The "People's Kitchen" is active all the time. Young people on duty stir large pots, people mill around and fill their bowls. Free for the taking. All the food products are donations. Somebody is playing a musical instrument, while another rocks in a hammock. Among the tents no one is a stranger so they answer questions and inquiries without checking out the identity of the interlocutor.
"Ask Izreel," someone directed me to the media table. Izreel did not bat an eyelid when I told him I am from "Palestine/Izreel," and therefore I suppressed my curiosity and did not ask him about the origin of his name, but rather confined myself to the general questions. But Izreel replied: "Ask him," pointing in the direction of a tall young man with a white ribbon emblazoned "Info" about his forehead and a black and white keffiyeh wrapped around his neck. When I told him where I come from, his eyes lit up: Marhaba, I am from Bethlehem, or more precisely my family is from Bethlehem," he related.
"We have to get ready for the winter," he said. That is, for the months of snow and 10 to 17 degrees Celsius below zero. A few dozen brave souls are planning to stay in the tent camp then too, but it is necessary to see to heating, warm clothing and cold-and-damp-proof tents that will not collapse under heaps of snow. Also needed is a solution to the problem of the portable toilets that have been set up on the sidewalk. The company that operates them charges $50 dollars for emptying each of these booths. The company loses money on that price, it says, but it is expensive for the Montreal occupiers.
"Every evening there's a general meeting," he continued. "Do you know how it is conducted? After each person speaks everyone repeats what he or she says."
This started as solidarity with Wall Street, where the police prohibited the "occupiers" from using loudspeakers. As a substitute, all those present repeat each sentence of the speakers, which comes back like an echo - no wonder some of the people I heard making proposals at the general assembly of "Occupy Montreal" sounded theatrical. From time to time everyone jumped up and down - to get warm.
At the general assembly I attended they decided to hold economics lessons for everyone every day, and to hold the meetings in the warm Metro station. But the meeting, I learned from the Internet site, returned to its place in the square so that passersby could see it and participate.

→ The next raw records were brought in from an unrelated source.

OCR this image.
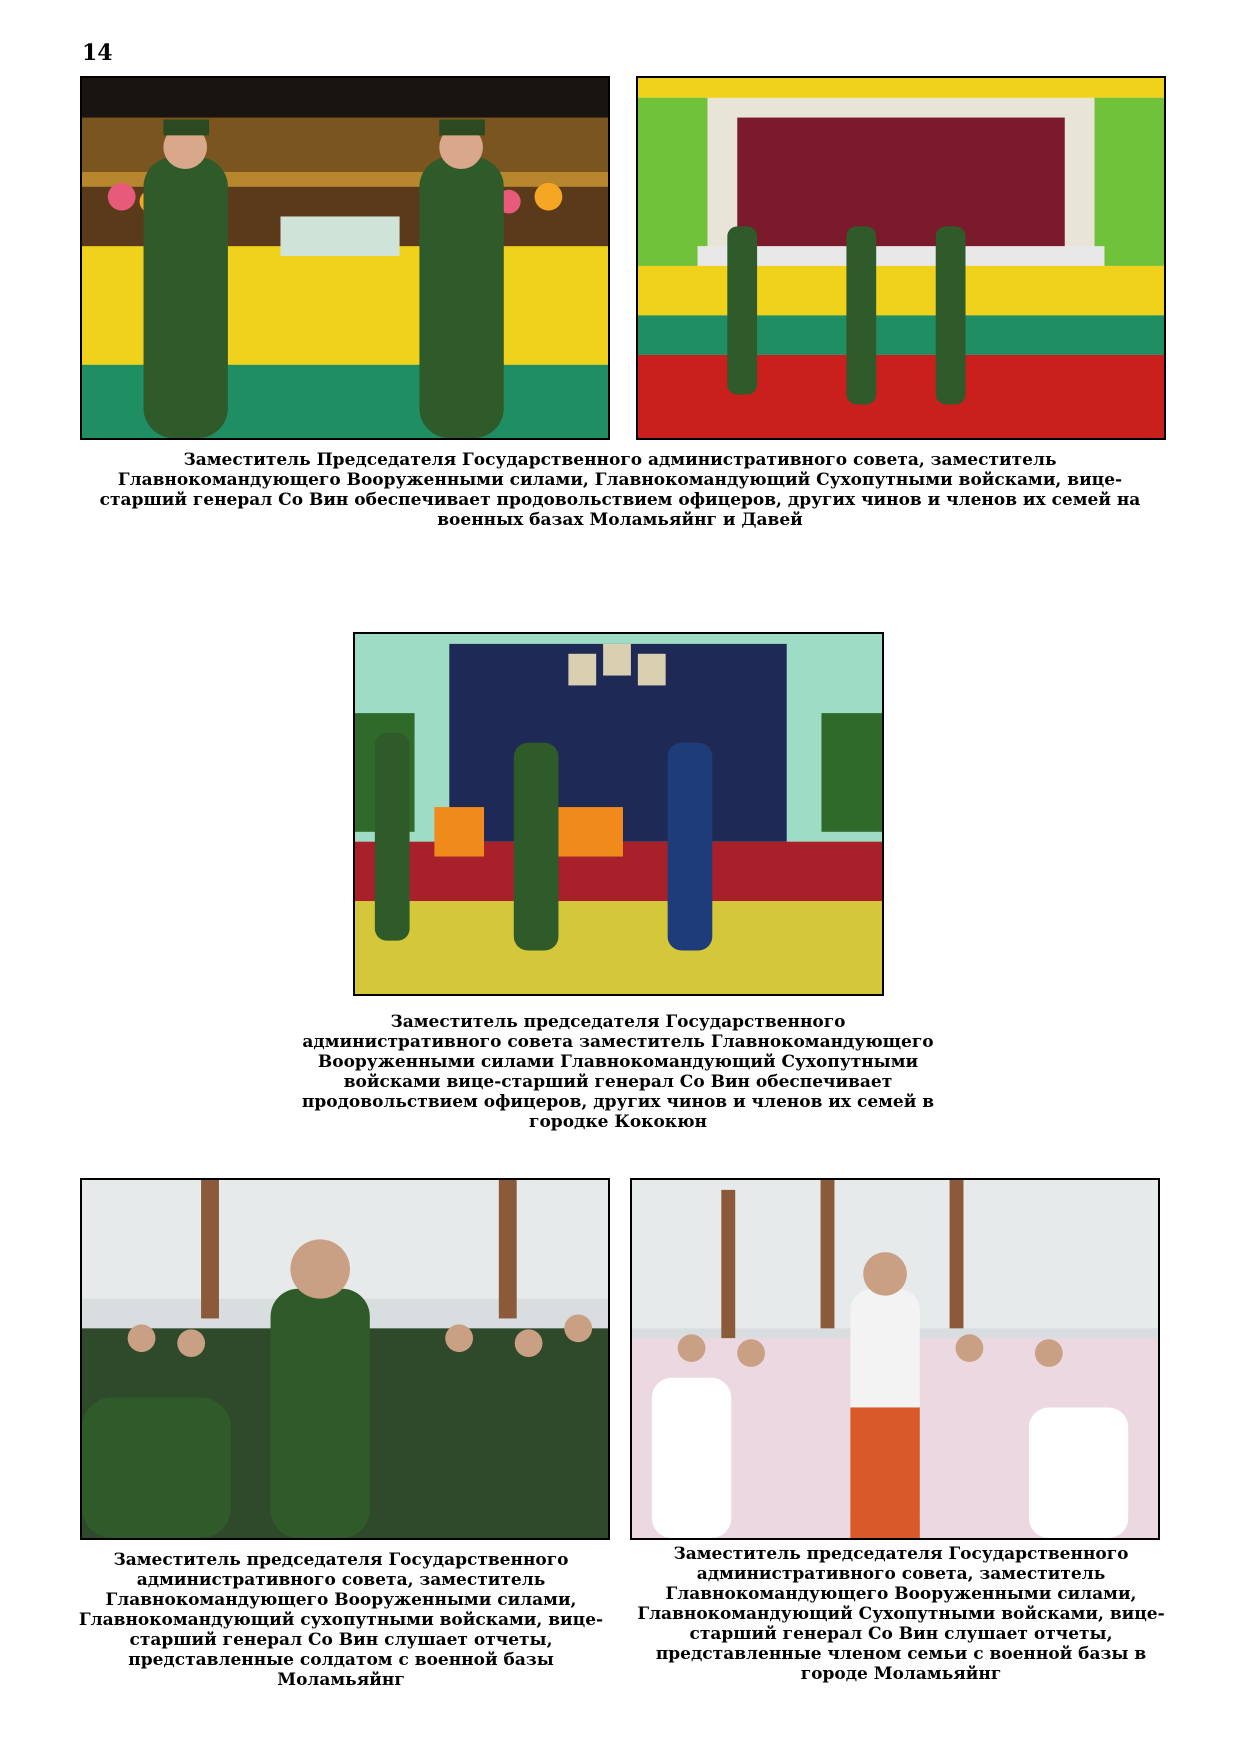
14
Заместитель Председателя Государственного административного совета, заместитель Главнокомандующего Вооруженными силами, Главнокомандующий Сухопутными войсками, вице-старший генерал Со Вин обеспечивает продовольствием офицеров, других чинов и членов их семей на военных базах Моламьяйнг и Давей
Заместитель председателя Государственного административного совета заместитель Главнокомандующего Вооруженными силами Главнокомандующий Сухопутными войсками вице-старший генерал Со Вин обеспечивает продовольствием офицеров, других чинов и членов их семей в городке Кококюн
Заместитель председателя Государственного административного совета, заместитель Главнокомандующего Вооруженными силами, Главнокомандующий сухопутными войсками, вице-старший генерал Со Вин слушает отчеты, представленные солдатом с военной базы Моламьяйнг
Заместитель председателя Государственного административного совета, заместитель Главнокомандующего Вооруженными силами, Главнокомандующий Сухопутными войсками, вице-старший генерал Со Вин слушает отчеты, представленные членом семьи с военной базы в городе Моламьяйнг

Amid the tents in Montreal huddles a tent of a group that calls itself Decolonize Montreal. It sees itself as part of the social movement that has inundated America / Turtle Island (a name used by many indigenous groups for the North American continent ), but also wants to remind people that "the cities on this continent, like Montreal, are already occupied territory. We stand against colonialism and in support of indigenous people across Turtle Island struggling for land, autonomy and dignity."
Members of first nations, one learns from surfing some websites, find the choice of the term "occupy" very disturbing. For them it represents a very real history of the dictatorship of the material profit mentality, to the degree of genocides. Are we part of the 99 percent or outside it, they ask themselves.
On the NDN Media website one can find a poem with a hallucinatory vision, but which shows how 500 years have not erased the memory and the rage. Here are some of its lines: "If we expected the white middle class to struggle on our behalf, / and turn their organizational ship 180 degrees toward decolonization, / we might as well just ask them to turn that ship right back to Europe but hey, at this point, / that's like asking someone who shit all over your living room to just leave, instead of telling them to clean up the mess that's left."